Last week when we did the transportation, housing and urban development appropriation, there were two good examples. They are programs that began to provide competition to valued programs across the country. The first one is the Neighborhood Initiative, and that is at HUD, the Housing and Urban Development Department. In1998, Congress created this department. Now, the interesting thing is it was created to help people that were doing welfare-to-work projects -- great intentions, great program. Ironically, HUD began granting these awards to people based on the competitive criterion this Congress had given them. Congress passes the program, funds the program and tells HUD these are the competitive basis on which you should make these grants.  
 
There were no earmarks in 1998 after Congress created the program. Beginning in 2001, however, every dime in this program under the Neighborhood Initiative program has gone to earmarks. Once again, a competitive merit process morphs over into a completely earmarked process.
 
Now, how about another example of a program?
          
The Economic Development Initiative, also in HUD, Congress introduced the program in 1994. Once again, a congressional program. Funds were to be awarded competitively, and for the first couple of years, they were. EDI funds were awarded competitively. Congress started earmarking the account beginning in 1998. By 2001, the entire account was earmarked. So Congress began it as a good idea, said do it competitively. By 2001, competition was gone. Ironically, the statute that sets out the criteria for competitive EDI is still on the books.

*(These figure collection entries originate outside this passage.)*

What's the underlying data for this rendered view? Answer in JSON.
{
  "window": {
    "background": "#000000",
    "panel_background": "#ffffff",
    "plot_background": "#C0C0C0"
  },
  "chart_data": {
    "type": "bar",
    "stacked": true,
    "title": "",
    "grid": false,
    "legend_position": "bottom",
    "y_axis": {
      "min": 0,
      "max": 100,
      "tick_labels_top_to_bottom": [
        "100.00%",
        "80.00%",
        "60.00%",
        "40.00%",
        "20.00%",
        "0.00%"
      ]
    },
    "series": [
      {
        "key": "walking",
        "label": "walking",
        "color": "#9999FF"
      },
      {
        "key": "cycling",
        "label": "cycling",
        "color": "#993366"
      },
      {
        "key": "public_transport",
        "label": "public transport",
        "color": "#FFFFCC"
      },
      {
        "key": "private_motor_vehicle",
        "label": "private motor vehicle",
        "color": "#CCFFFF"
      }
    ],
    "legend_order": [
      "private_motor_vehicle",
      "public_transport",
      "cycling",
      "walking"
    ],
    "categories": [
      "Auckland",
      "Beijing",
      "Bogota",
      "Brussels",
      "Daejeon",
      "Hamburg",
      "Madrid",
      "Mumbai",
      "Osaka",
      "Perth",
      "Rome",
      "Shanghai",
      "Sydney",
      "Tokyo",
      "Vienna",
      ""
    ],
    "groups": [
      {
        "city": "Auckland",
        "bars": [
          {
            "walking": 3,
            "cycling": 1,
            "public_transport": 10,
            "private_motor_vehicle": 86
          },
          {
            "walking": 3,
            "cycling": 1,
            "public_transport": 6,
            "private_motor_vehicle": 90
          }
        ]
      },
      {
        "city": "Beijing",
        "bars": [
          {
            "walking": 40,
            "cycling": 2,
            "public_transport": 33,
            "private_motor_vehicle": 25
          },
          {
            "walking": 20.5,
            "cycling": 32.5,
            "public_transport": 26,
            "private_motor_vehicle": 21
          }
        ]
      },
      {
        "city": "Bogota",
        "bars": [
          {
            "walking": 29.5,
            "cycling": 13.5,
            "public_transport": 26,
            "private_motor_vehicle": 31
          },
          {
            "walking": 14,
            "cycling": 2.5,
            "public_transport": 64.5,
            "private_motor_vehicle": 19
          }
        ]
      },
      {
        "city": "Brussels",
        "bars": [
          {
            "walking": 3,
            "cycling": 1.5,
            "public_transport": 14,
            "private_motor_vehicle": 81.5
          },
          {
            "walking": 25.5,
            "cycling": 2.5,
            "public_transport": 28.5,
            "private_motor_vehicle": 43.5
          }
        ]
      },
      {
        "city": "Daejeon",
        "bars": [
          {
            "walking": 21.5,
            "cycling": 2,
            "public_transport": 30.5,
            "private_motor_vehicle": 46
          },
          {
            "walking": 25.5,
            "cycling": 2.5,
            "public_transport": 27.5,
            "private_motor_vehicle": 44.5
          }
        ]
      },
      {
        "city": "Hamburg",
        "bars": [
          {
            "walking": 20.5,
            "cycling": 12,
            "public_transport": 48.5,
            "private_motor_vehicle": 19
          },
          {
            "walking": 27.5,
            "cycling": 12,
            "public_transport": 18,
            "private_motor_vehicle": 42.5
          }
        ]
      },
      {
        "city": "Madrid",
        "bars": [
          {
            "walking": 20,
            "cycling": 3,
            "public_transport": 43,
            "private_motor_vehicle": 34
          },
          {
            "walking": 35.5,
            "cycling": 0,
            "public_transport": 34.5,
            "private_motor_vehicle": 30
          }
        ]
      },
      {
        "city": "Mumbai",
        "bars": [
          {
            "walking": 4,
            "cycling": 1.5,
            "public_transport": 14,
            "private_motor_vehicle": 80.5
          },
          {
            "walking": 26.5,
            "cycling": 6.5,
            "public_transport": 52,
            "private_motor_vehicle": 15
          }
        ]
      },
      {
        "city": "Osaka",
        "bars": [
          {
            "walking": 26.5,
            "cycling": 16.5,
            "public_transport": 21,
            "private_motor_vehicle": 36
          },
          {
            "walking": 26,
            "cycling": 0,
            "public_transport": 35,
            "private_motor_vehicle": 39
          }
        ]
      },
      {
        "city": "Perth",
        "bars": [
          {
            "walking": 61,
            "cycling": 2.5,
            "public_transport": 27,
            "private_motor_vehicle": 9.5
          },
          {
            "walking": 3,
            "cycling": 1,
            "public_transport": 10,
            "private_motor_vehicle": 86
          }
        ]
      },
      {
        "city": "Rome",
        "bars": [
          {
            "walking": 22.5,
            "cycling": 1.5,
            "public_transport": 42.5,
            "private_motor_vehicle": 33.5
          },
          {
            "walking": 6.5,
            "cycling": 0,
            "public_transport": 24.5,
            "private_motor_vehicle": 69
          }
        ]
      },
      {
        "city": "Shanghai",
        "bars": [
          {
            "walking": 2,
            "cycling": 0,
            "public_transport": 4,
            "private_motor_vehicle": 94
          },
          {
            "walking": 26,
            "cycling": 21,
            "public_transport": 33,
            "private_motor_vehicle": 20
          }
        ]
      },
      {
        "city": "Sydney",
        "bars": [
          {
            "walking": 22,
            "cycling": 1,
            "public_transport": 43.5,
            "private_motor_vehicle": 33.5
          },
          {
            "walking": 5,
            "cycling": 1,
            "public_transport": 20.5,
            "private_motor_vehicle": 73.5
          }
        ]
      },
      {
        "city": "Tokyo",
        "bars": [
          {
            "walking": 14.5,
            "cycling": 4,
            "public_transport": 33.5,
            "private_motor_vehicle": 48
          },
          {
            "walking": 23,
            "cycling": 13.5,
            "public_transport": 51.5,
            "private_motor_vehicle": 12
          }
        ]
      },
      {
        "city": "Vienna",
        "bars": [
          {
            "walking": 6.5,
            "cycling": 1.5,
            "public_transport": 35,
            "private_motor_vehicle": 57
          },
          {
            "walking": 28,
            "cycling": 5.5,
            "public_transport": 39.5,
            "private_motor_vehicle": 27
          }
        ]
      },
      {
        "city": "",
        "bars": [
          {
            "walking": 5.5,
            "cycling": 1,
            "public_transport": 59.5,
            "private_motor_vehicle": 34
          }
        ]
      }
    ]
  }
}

It's still in the law, but we no longer follow it because there's been a decision to morph that competitive program into an earmarked program.
 
I just think that competition is a good thing, and this isn't about a bureaucrat somewhere sprinkling fairy dust and supplementing their judgment for the judgment of Congress. The examples I have given were programs that were designed to be competitive and in two of three instances, they were designed to be competitive by Congress itself, and somehow, they have morphed over into a pecking order of priorities based on someone's seniority or the committee they serve on or even if they're in some political trouble. It seems like to me a goofy way to spend money, especially the public's money.
 
So I would ask my colleagues to consider this amendment. All it does is restore the program to a competitive basis and allow every state to compete on the same basis for the money in that competitive program. And when the time is right, I will call up the amendment once the rules allow me to do so. And I yield the floor. Thank you.